Countries from the so-called “D-8” group of developing nations should trade with each other in their local currencies, Turkish President Tayyip Erdogan said Friday, to alleviate the forex pressure inherent in dollar-based trade.
“If we are to use local currencies for trade within the D-8, our currencies will be rid of the pressures from foreign exchange and the dollar,” Erdogan told a summit of the eight developing nations, which is being held in Istanbul.
“When we trade with our national and local currencies, our countries will benefit from this,” he said.
The D-8 Organisation for Economic Cooperation includes Bangladesh, Egypt, Indonesia, Iran, Malaysia, Nigeria, Pakistan, and Turkey.
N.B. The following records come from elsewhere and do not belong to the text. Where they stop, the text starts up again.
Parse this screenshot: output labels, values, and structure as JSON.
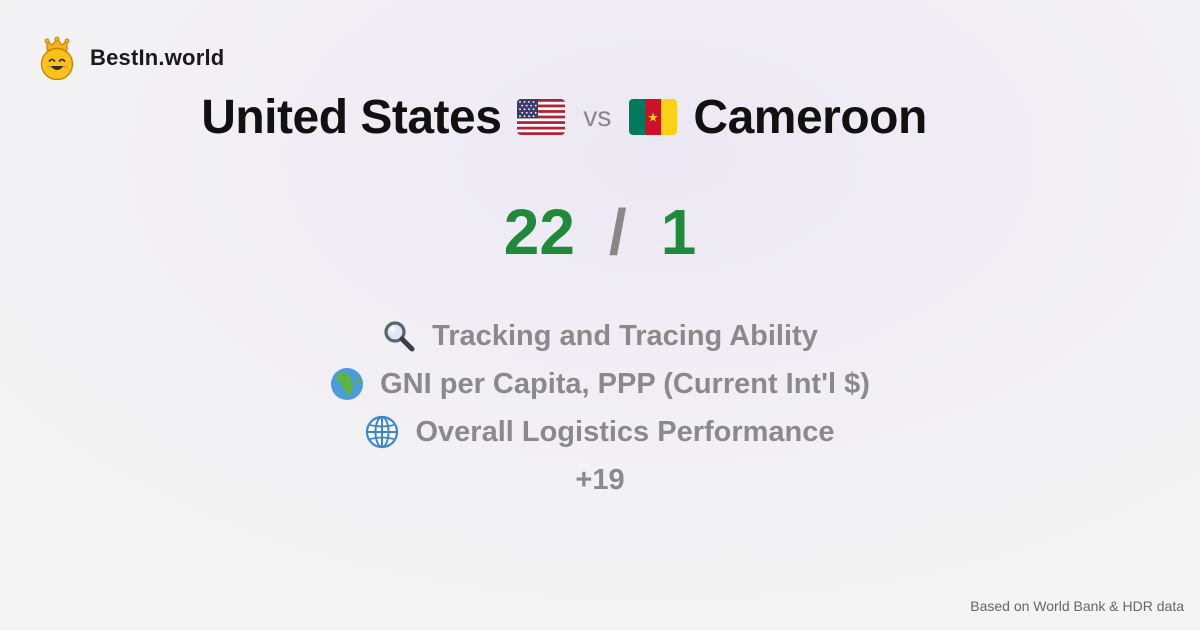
{
  "brand": {
    "name": "BestIn.world",
    "logo_icon": "crowned-smiley-icon"
  },
  "comparison": {
    "left_country": "United States",
    "left_flag_icon": "us-flag-icon",
    "vs_label": "vs",
    "right_country": "Cameroon",
    "right_flag_icon": "cameroon-flag-icon"
  },
  "score": {
    "left": "22",
    "separator": "/",
    "right": "1",
    "color": "#1e8a3a"
  },
  "metrics": [
    {
      "icon": "magnifying-glass-icon",
      "label": "Tracking and Tracing Ability"
    },
    {
      "icon": "globe-africa-icon",
      "label": "GNI per Capita, PPP (Current Int'l $)"
    },
    {
      "icon": "globe-meridians-icon",
      "label": "Overall Logistics Performance"
    }
  ],
  "more_count": "+19",
  "footer": {
    "source_note": "Based on World Bank & HDR data"
  }
}
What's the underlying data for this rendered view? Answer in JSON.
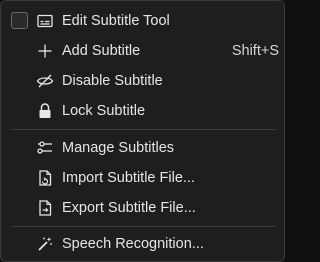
{
  "menu": {
    "items": [
      {
        "label": "Edit Subtitle Tool",
        "icon": "subtitle-tool-icon",
        "checked": false
      },
      {
        "label": "Add Subtitle",
        "icon": "plus-icon",
        "shortcut": "Shift+S"
      },
      {
        "label": "Disable Subtitle",
        "icon": "eye-slash-icon"
      },
      {
        "label": "Lock Subtitle",
        "icon": "lock-icon"
      },
      {
        "label": "Manage Subtitles",
        "icon": "sliders-icon"
      },
      {
        "label": "Import Subtitle File...",
        "icon": "import-file-icon"
      },
      {
        "label": "Export Subtitle File...",
        "icon": "export-file-icon"
      },
      {
        "label": "Speech Recognition...",
        "icon": "magic-wand-icon"
      }
    ]
  }
}
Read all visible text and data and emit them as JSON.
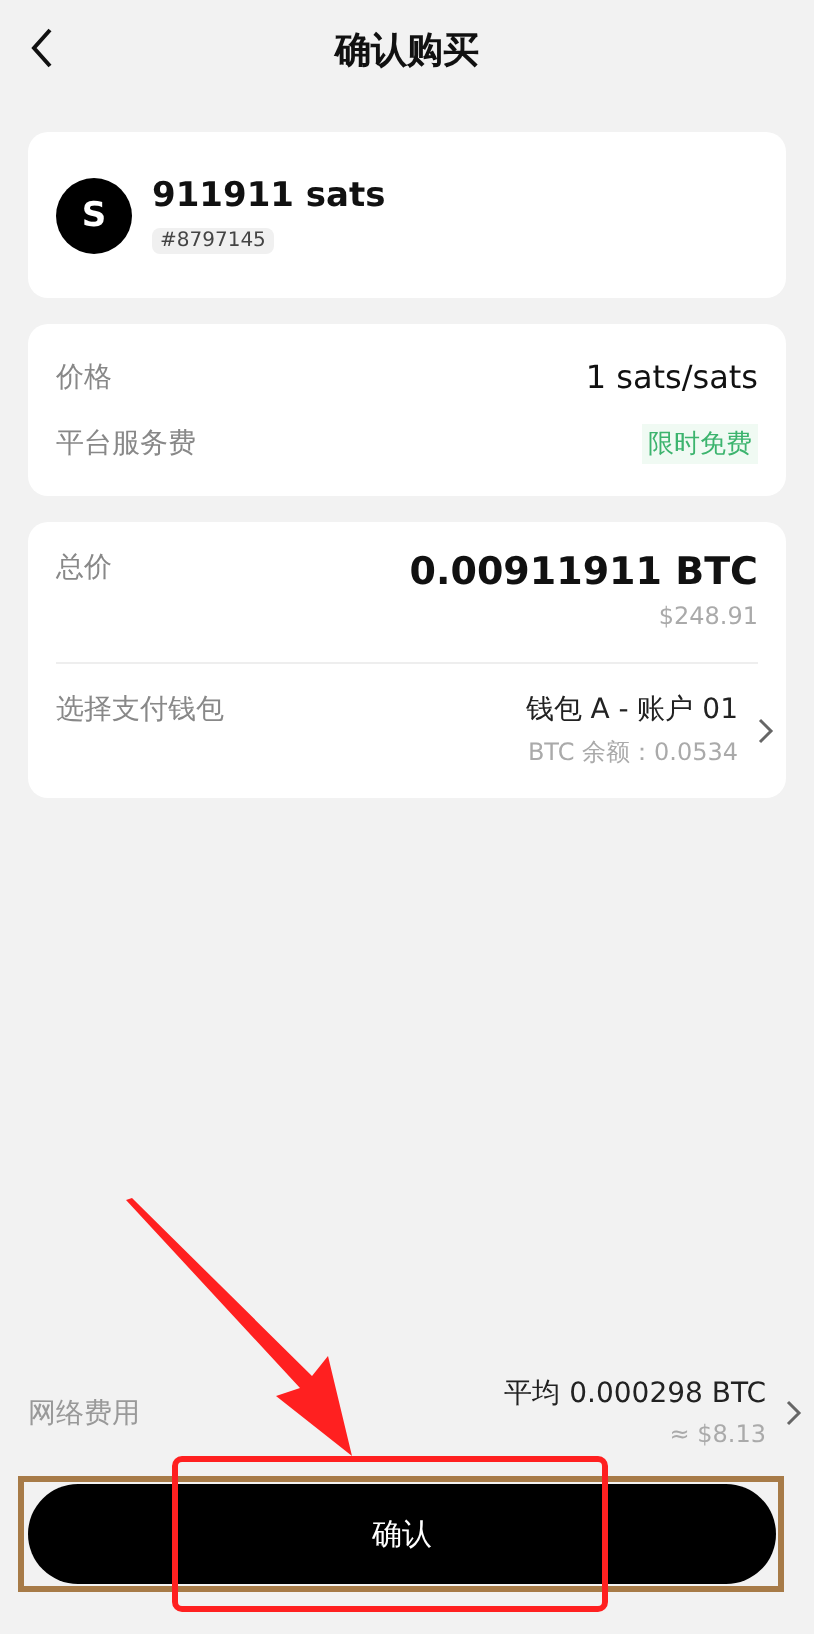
{
  "header": {
    "title": "确认购买"
  },
  "item": {
    "avatar": "S",
    "name": "911911 sats",
    "tag": "#8797145"
  },
  "pricing": [
    {
      "kind": "plain",
      "label": "价格",
      "value": "1 sats/sats"
    },
    {
      "kind": "promo",
      "label": "平台服务费",
      "value": "限时免费"
    }
  ],
  "total": {
    "label": "总价",
    "value": "0.00911911 BTC",
    "fiat": "$248.91"
  },
  "wallet": {
    "label": "选择支付钱包",
    "name": "钱包 A - 账户 01",
    "balance": "BTC 余额：0.0534"
  },
  "network_fee": {
    "label": "网络费用",
    "value": "平均 0.000298 BTC",
    "fiat": "≈ $8.13"
  },
  "confirm_button": "确认"
}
Turkey and Iran’s central banks have already formally agreed to trade in their local currencies, a move to help reduce the cost of currency conversion and transfer for traders.
Such agreements also help Iran’s efforts to avoid unilateral U.S. sanctions, which remain intact despite the lifting of international financial sanctions on Tehran last year. U.S. banks are still forbidden to do business with Iran.
European lenders also face major problems, notably with rules prohibiting transactions with Iran in dollars – the world’s main business currency – from being processed through the U.S. financial system.
Erdogan has been on a push to increase local-currency trade to avoid further weakness in the lira currency. The lira has weakened about 4 percent against the dollar this year, after double-digit declines in the previous two years.